Thursday, 1 May 2014
Fortunately for the vast majority of you who read the blog, you don’t have to fill in the endless forms and complete the arcane administration associated with registering horses. As a result, you probably also don’t know how much it costs. Since setting up Owners for Owners, 90% + of our post is now connected with racing admin, and I would say 60% of all telephone calls likewise. We often get multiple letters from Weatherbys, followed by multiple telephone calls – all very time-consuming and, I have to say, needlessly expensive. Until I know more to the contrary, I’m going to assume that many of these costs are actually driving revenue streams and profits for organisations such as Weatherbys. If I was being more generous I would say that all they are doing is recovering the costs ….. but that is because the processes aren’t joined up, and are paper-driven and extremely antiquated. I’ll be doing a few more blogs on this subject. But let’s start with a summary of some of these registration fees, so you can see why I’m ranting a bit about it. All the costs below are inclusive of VAT. They are up-to-date: we’ve just been through them twice with our two French-bred horses, Jolievitesse and Lord Ben Stack.
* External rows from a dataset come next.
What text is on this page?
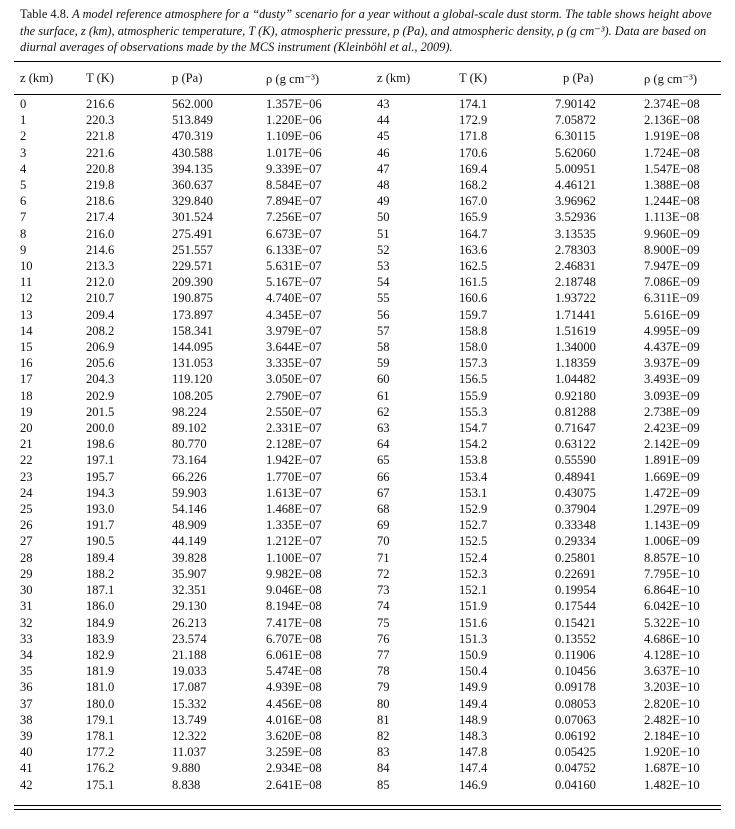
Table 4.8. A model reference atmosphere for a “dusty” scenario for a year without a global-scale dust storm. The table shows height above the surface, z (km), atmospheric temperature, T (K), atmospheric pressure, p (Pa), and atmospheric density, ρ (g cm⁻³). Data are based on diurnal averages of observations made by the MCS instrument (Kleinböhl et al., 2009).
z (km)	T (K)	p (Pa)	ρ (g cm⁻³)	z (km)	T (K)	p (Pa)	ρ (g cm⁻³)
0	216.6	562.000	1.357E−06	43	174.1	7.90142	2.374E−08
1	220.3	513.849	1.220E−06	44	172.9	7.05872	2.136E−08
2	221.8	470.319	1.109E−06	45	171.8	6.30115	1.919E−08
3	221.6	430.588	1.017E−06	46	170.6	5.62060	1.724E−08
4	220.8	394.135	9.339E−07	47	169.4	5.00951	1.547E−08
5	219.8	360.637	8.584E−07	48	168.2	4.46121	1.388E−08
6	218.6	329.840	7.894E−07	49	167.0	3.96962	1.244E−08
7	217.4	301.524	7.256E−07	50	165.9	3.52936	1.113E−08
8	216.0	275.491	6.673E−07	51	164.7	3.13535	9.960E−09
9	214.6	251.557	6.133E−07	52	163.6	2.78303	8.900E−09
10	213.3	229.571	5.631E−07	53	162.5	2.46831	7.947E−09
11	212.0	209.390	5.167E−07	54	161.5	2.18748	7.086E−09
12	210.7	190.875	4.740E−07	55	160.6	1.93722	6.311E−09
13	209.4	173.897	4.345E−07	56	159.7	1.71441	5.616E−09
14	208.2	158.341	3.979E−07	57	158.8	1.51619	4.995E−09
15	206.9	144.095	3.644E−07	58	158.0	1.34000	4.437E−09
16	205.6	131.053	3.335E−07	59	157.3	1.18359	3.937E−09
17	204.3	119.120	3.050E−07	60	156.5	1.04482	3.493E−09
18	202.9	108.205	2.790E−07	61	155.9	0.92180	3.093E−09
19	201.5	98.224	2.550E−07	62	155.3	0.81288	2.738E−09
20	200.0	89.102	2.331E−07	63	154.7	0.71647	2.423E−09
21	198.6	80.770	2.128E−07	64	154.2	0.63122	2.142E−09
22	197.1	73.164	1.942E−07	65	153.8	0.55590	1.891E−09
23	195.7	66.226	1.770E−07	66	153.4	0.48941	1.669E−09
24	194.3	59.903	1.613E−07	67	153.1	0.43075	1.472E−09
25	193.0	54.146	1.468E−07	68	152.9	0.37904	1.297E−09
26	191.7	48.909	1.335E−07	69	152.7	0.33348	1.143E−09
27	190.5	44.149	1.212E−07	70	152.5	0.29334	1.006E−09
28	189.4	39.828	1.100E−07	71	152.4	0.25801	8.857E−10
29	188.2	35.907	9.982E−08	72	152.3	0.22691	7.795E−10
30	187.1	32.351	9.046E−08	73	152.1	0.19954	6.864E−10
31	186.0	29.130	8.194E−08	74	151.9	0.17544	6.042E−10
32	184.9	26.213	7.417E−08	75	151.6	0.15421	5.322E−10
33	183.9	23.574	6.707E−08	76	151.3	0.13552	4.686E−10
34	182.9	21.188	6.061E−08	77	150.9	0.11906	4.128E−10
35	181.9	19.033	5.474E−08	78	150.4	0.10456	3.637E−10
36	181.0	17.087	4.939E−08	79	149.9	0.09178	3.203E−10
37	180.0	15.332	4.456E−08	80	149.4	0.08053	2.820E−10
38	179.1	13.749	4.016E−08	81	148.9	0.07063	2.482E−10
39	178.1	12.322	3.620E−08	82	148.3	0.06192	2.184E−10
40	177.2	11.037	3.259E−08	83	147.8	0.05425	1.920E−10
41	176.2	9.880	2.934E−08	84	147.4	0.04752	1.687E−10
42	175.1	8.838	2.641E−08	85	146.9	0.04160	1.482E−10
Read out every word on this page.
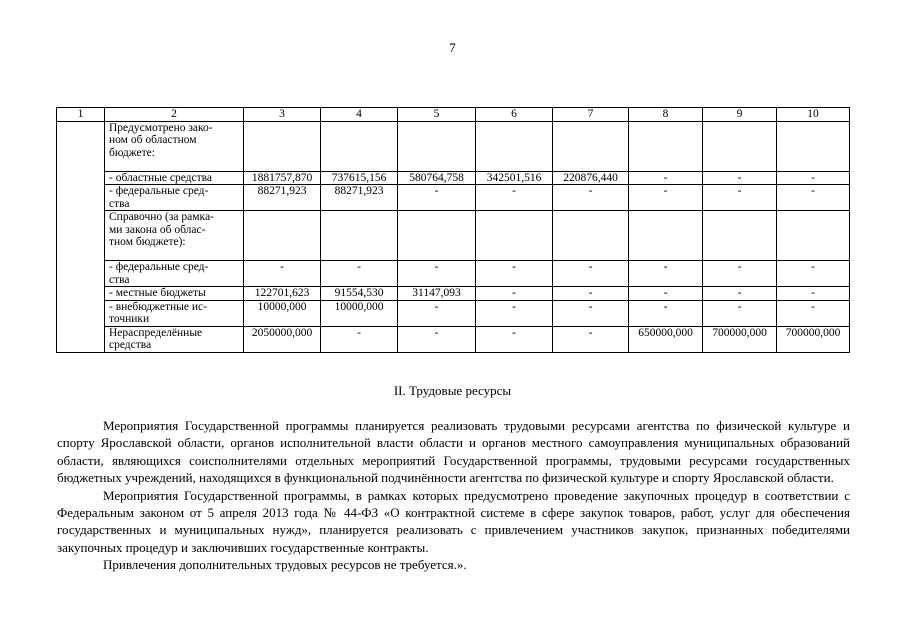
7
1	2	3	4	5	6	7	8	9	10
	Предусмотрено зако-
ном об областном
бюджете:								
	- областные средства	1881757,870	737615,156	580764,758	342501,516	220876,440	-	-	-
	- федеральные сред-
ства	88271,923	88271,923	-	-	-	-	-	-
	Справочно (за рамка-
ми закона об облас-
тном бюджете):								
	- федеральные сред-
ства	-	-	-	-	-	-	-	-
	- местные бюджеты	122701,623	91554,530	31147,093	-	-	-	-	-
	- внебюджетные ис-
точники	10000,000	10000,000	-	-	-	-	-	-
	Нераспределённые
средства	2050000,000	-	-	-	-	650000,000	700000,000	700000,000
II. Трудовые ресурсы

Мероприятия Государственной программы планируется реализовать трудовыми ресурсами агентства по физической культуре и спорту Ярославской области, органов исполнительной власти области и органов местного самоуправления муниципальных образований области, являющихся соисполнителями отдельных мероприятий Государственной программы, трудовыми ресурсами государственных бюджетных учреждений, находящихся в функциональной подчинённости агентства по физической культуре и спорту Ярославской области.

Мероприятия Государственной программы, в рамках которых предусмотрено проведение закупочных процедур в соответствии с Федеральным законом от 5 апреля 2013 года № 44-ФЗ «О контрактной системе в сфере закупок товаров, работ, услуг для обеспечения государственных и муниципальных нужд», планируется реализовать с привлечением участников закупок, признанных победителями закупочных процедур и заключивших государственные контракты.

Привлечения дополнительных трудовых ресурсов не требуется.».
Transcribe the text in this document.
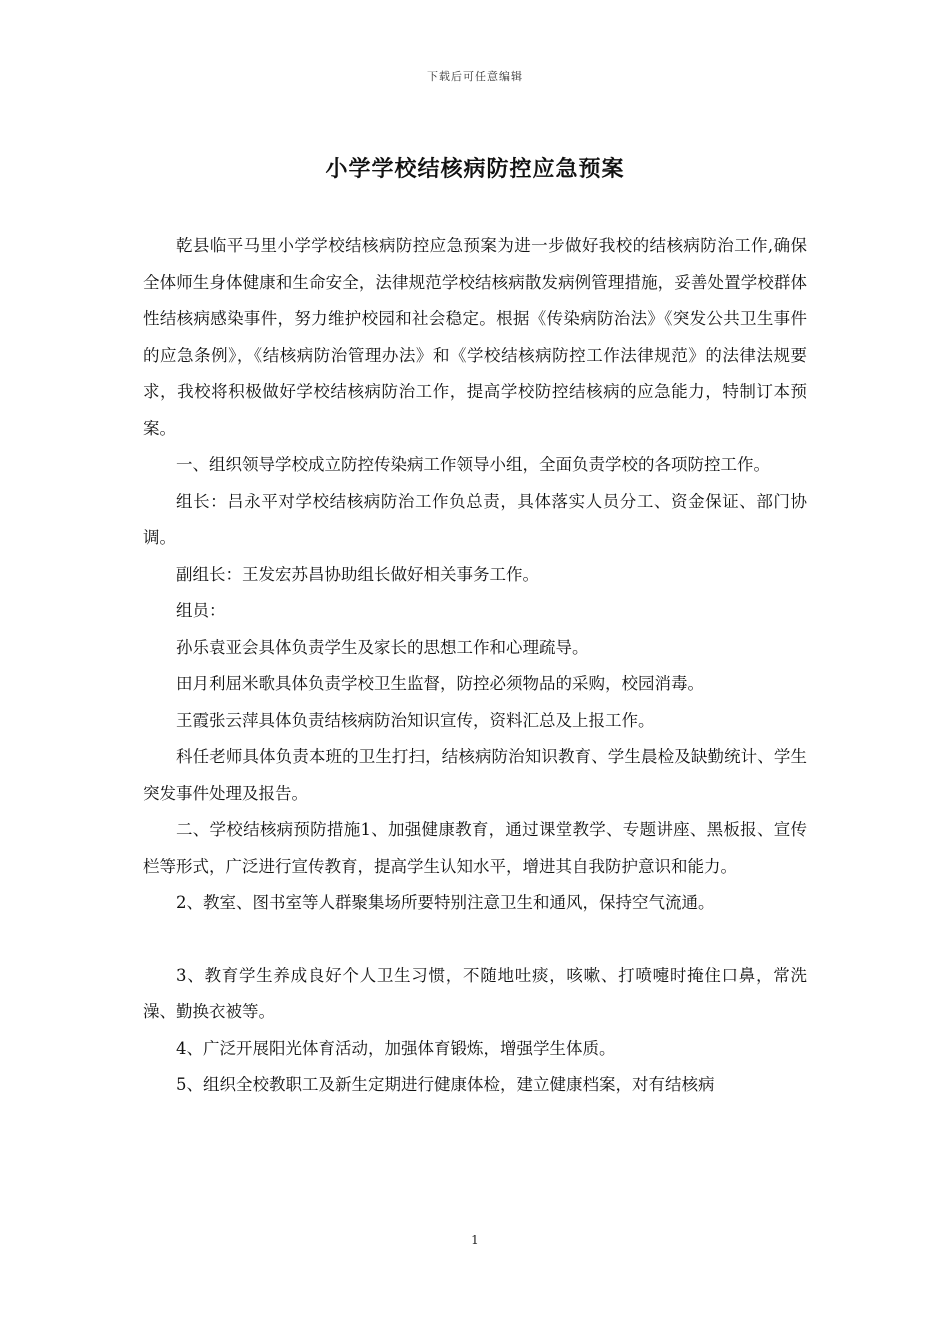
下载后可任意编辑
小学学校结核病防控应急预案

乾县临平马里小学学校结核病防控应急预案为进一步做好我校的结核病防治工作,确保全体师生身体健康和生命安全，法律规范学校结核病散发病例管理措施，妥善处置学校群体性结核病感染事件，努力维护校园和社会稳定。根据《传染病防治法》《突发公共卫生事件的应急条例》，《结核病防治管理办法》和《学校结核病防控工作法律规范》的法律法规要求，我校将积极做好学校结核病防治工作，提高学校防控结核病的应急能力，特制订本预案。

一、组织领导学校成立防控传染病工作领导小组，全面负责学校的各项防控工作。

组长：吕永平对学校结核病防治工作负总责，具体落实人员分工、资金保证、部门协调。

副组长：王发宏苏昌协助组长做好相关事务工作。

组员：

孙乐袁亚会具体负责学生及家长的思想工作和心理疏导。

田月利屈米歌具体负责学校卫生监督，防控必须物品的采购，校园消毒。

王霞张云萍具体负责结核病防治知识宣传，资料汇总及上报工作。

科任老师具体负责本班的卫生打扫，结核病防治知识教育、学生晨检及缺勤统计、学生突发事件处理及报告。

二、学校结核病预防措施1、加强健康教育，通过课堂教学、专题讲座、黑板报、宣传栏等形式，广泛进行宣传教育，提高学生认知水平，增进其自我防护意识和能力。

2、教室、图书室等人群聚集场所要特别注意卫生和通风，保持空气流通。

3、教育学生养成良好个人卫生习惯，不随地吐痰，咳嗽、打喷嚏时掩住口鼻，常洗澡、勤换衣被等。

4、广泛开展阳光体育活动，加强体育锻炼，增强学生体质。

5、组织全校教职工及新生定期进行健康体检，建立健康档案，对有结核病

1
There are extra charges associated with importing them.
|Registrations at Outset|
|As an Owner||£89.10|
|Joint Ownership (this and Racing Partnership below are alternatives)||£95.30|
|Authority to Act (Trainer)||£57.60|
|Colours (the owner has to register colours)||£48.60|
|Shared Colours (the owner then shares them with the partnership)||£31.60|
|Owner’s Sponsorship (necessary to get a D2, see below)||£42.40|
|D2 VAT Authorisation (necessary for application to HMRC)||£60.30|
|VAT Admin (once registered for VAT by HMRC)||£42.40|
|Annual Re-registrations: have to be renewed every year. Amazingly, no discount even if you register your colours for 20 years!|
|Authority to Act||£57.60|
|French Bred Horse:|
|Lodge Import Certificate||£152.00|
|French Export Certificate||£42.36|
|French Registration of Name (to race the horse back in France)||£92.51|
That little lot adds up to £1,486.47. Throughout the year, according to the BHA Racing Factbook, there are 28,486 different horses in training (2011 figures). While recognising that not all of these may apply every year, we’re still talking of somewhere over £30m …. and then of course there are entry fees. Again, I’ll be doing a blog on this subject soon. We ought to be paid appearance money, rather than having to pay to enter. Lots of cages to rattle on this one. Paying the money out is bad enough, but the inevitable hassle must be a big turn-off for many owners, particularly those in co-ownerships and larger partnerships. Time to change it …. radically.